Well, I've written about the "empty nest" now that the kids are both in college. The next question is, how are we maintaining?
Due to the high costs of tuition that Sandra and I are paying for the kids, we don't go out as much as we used to. We still go out, though, but we are starting to get pretty particular about our dinner destinations.
We've just moved into Octbober... that wonderful month that radio stations like to call "Rocktober" and which the Red Sox has decided to turn into "Soxtober." The weather is still pretty nice—forecast for the mid to upper 70's all week—so we can still use the grill.
Last night, for instance, we smoked some BBQ baby back ribs. I think I have the whole "smoked ribs" thing down nicely:
- Season the ribs on both sides with dry BBQ seasoning (Harmony purchased me a large bottle of Gates BBQ seasoning when she went to Kansas City, MO. for her SkillsUSA national competition)
- Make sure the coals in the smoker all completely ready at a nice grey ash
- Add wood chips (I used mesquite; I think I prefer hickory chips better, though)
- Ensure the drip pan has enough water (add some BBQ seasoning and/or beer to the water for additional flavor!)
- Place the ribs over the drip pan
- Tighten the lid so the whole thing smokes
I opened the smoker after a couple of hours to let the coals get a second chance to reheat... with the smoker closed, the coals don't seem to burn as hot. Once the wood chips start to smoke again, replace the lid to continue cooking for a total of about four hours.
While the ribs were smoking, I peeled the leaves (but didn't remove them—important!) from a couple of ears of corn to remove the corn silk. After the silk was removed, I replaced the leaves back to cover the kernels and then placed the de-silked corn into a large bucket of water to hydrate.
After smoking, I put the ribs on the gas grill for a few minutes to ensure that they were cooked through (it's pork, after all!). I also put the soaked ears of corn onto the grill. Meanwhile, Sandra added some skillet potatoes and green beans almondine and cut up some Italian bread to top it all off. Once we were done with the meal, I removed the still-cooking ears of corn from the grill. (I like corn on the cob grilled this way; I even had some yesterday, despite the fact that the kernels are absolute murder on my admittedly-crooked teeth!).

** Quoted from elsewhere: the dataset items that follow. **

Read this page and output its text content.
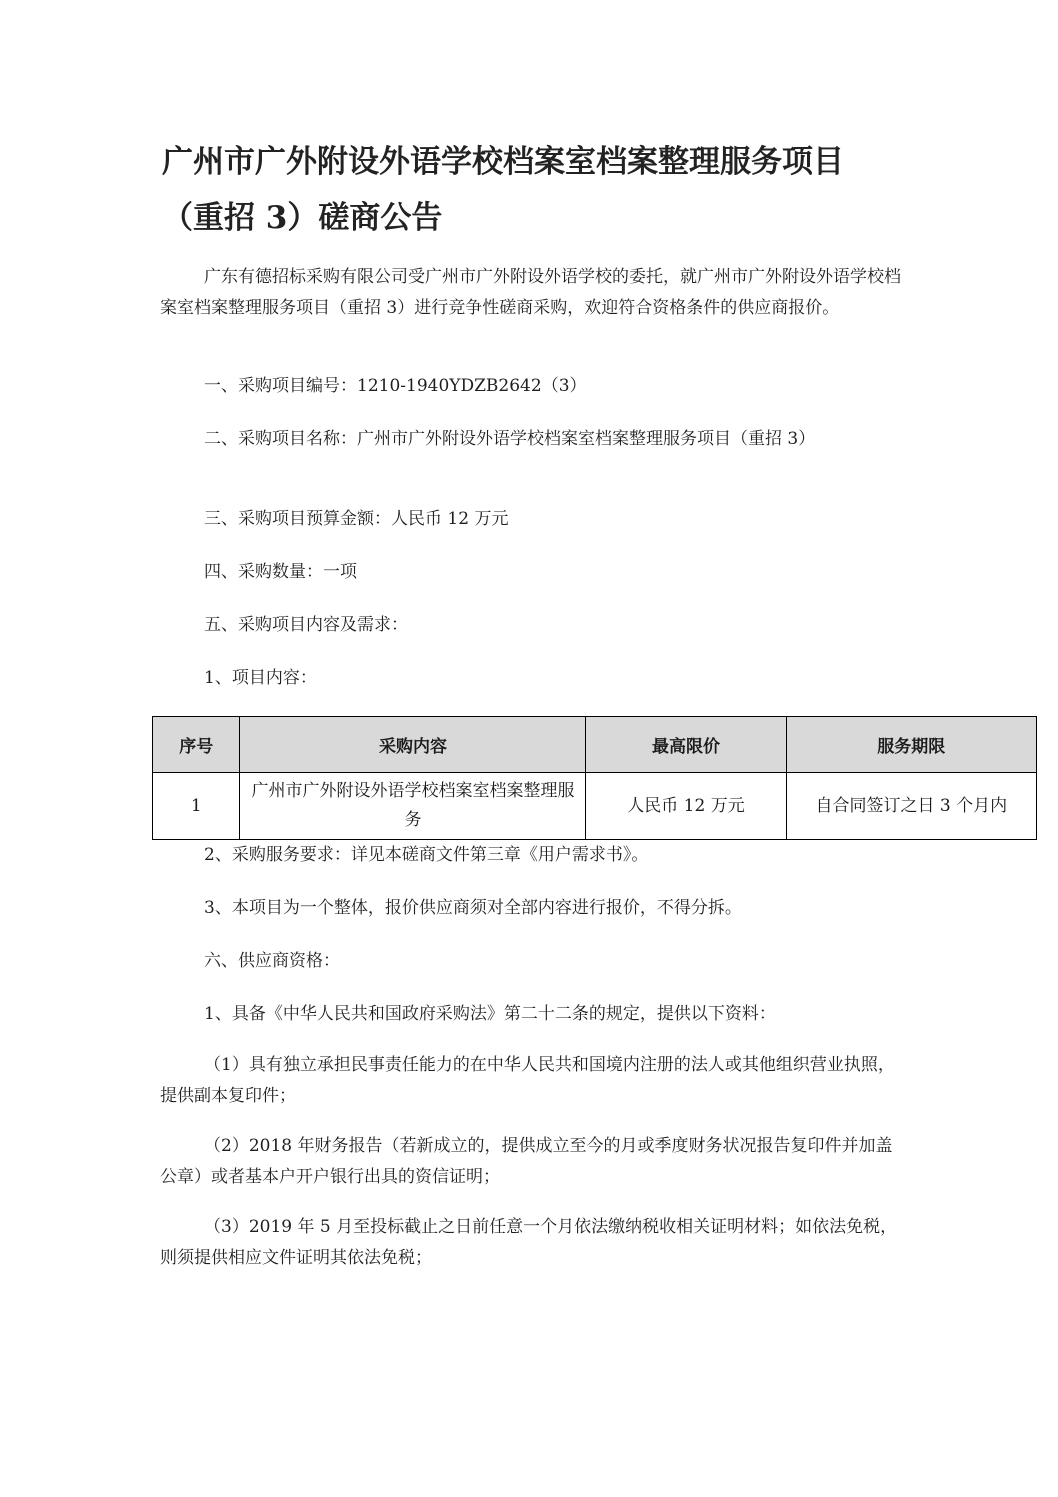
广州市广外附设外语学校档案室档案整理服务项目
（重招 3）磋商公告

广东有德招标采购有限公司受广州市广外附设外语学校的委托，就广州市广外附设外语学校档案室档案整理服务项目（重招 3）进行竞争性磋商采购，欢迎符合资格条件的供应商报价。

一、采购项目编号：1210-1940YDZB2642（3）

二、采购项目名称：广州市广外附设外语学校档案室档案整理服务项目（重招 3）

三、采购项目预算金额：人民币 12 万元

四、采购数量：一项

五、采购项目内容及需求：

1、项目内容：

序号	采购内容	最高限价	服务期限
1	广州市广外附设外语学校档案室档案整理服务	人民币 12 万元	自合同签订之日 3 个月内

2、采购服务要求：详见本磋商文件第三章《用户需求书》。

3、本项目为一个整体，报价供应商须对全部内容进行报价，不得分拆。

六、供应商资格：

1、具备《中华人民共和国政府采购法》第二十二条的规定，提供以下资料：

（1）具有独立承担民事责任能力的在中华人民共和国境内注册的法人或其他组织营业执照，提供副本复印件；

（2）2018 年财务报告（若新成立的，提供成立至今的月或季度财务状况报告复印件并加盖公章）或者基本户开户银行出具的资信证明；

（3）2019 年 5 月至投标截止之日前任意一个月依法缴纳税收相关证明材料；如依法免税，则须提供相应文件证明其依法免税；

The meal was nice, and we ate it outside accompanied by a couple of citronella candles to keep the few bugs away.
Versatility
Earlier this summer, I discovered a "food-service size" bottle of Honey Teriyaki marinade by K. C. Masterpiece, and purchased it. It turns out to be one of the most versatile grill accessories that I used all summer! We used it for pork chops, steak tips, boneless chicken breasts, and London broil, and we've been quite fond of that taste. The secret to making things come out well seems to be to treat it as a grill sauce rather than a marinade: cook the meat until it's mostly done, and then brush the Teriyaki sauce on about 4-5 minutes before removing from the grill. That way, the sauce doesn't caramelize or burn, but simply enhances the taste of the grilled food. A sprinkle of thinly sliced green onions and a few cilantro leaves completes the presentation. Serve with rice and a salad. Delicious!
While we still have nice weather, we will continue to use the grill, and we'll continue using the Honey Teriyaki!
That's it for this installment... Bon Appetit!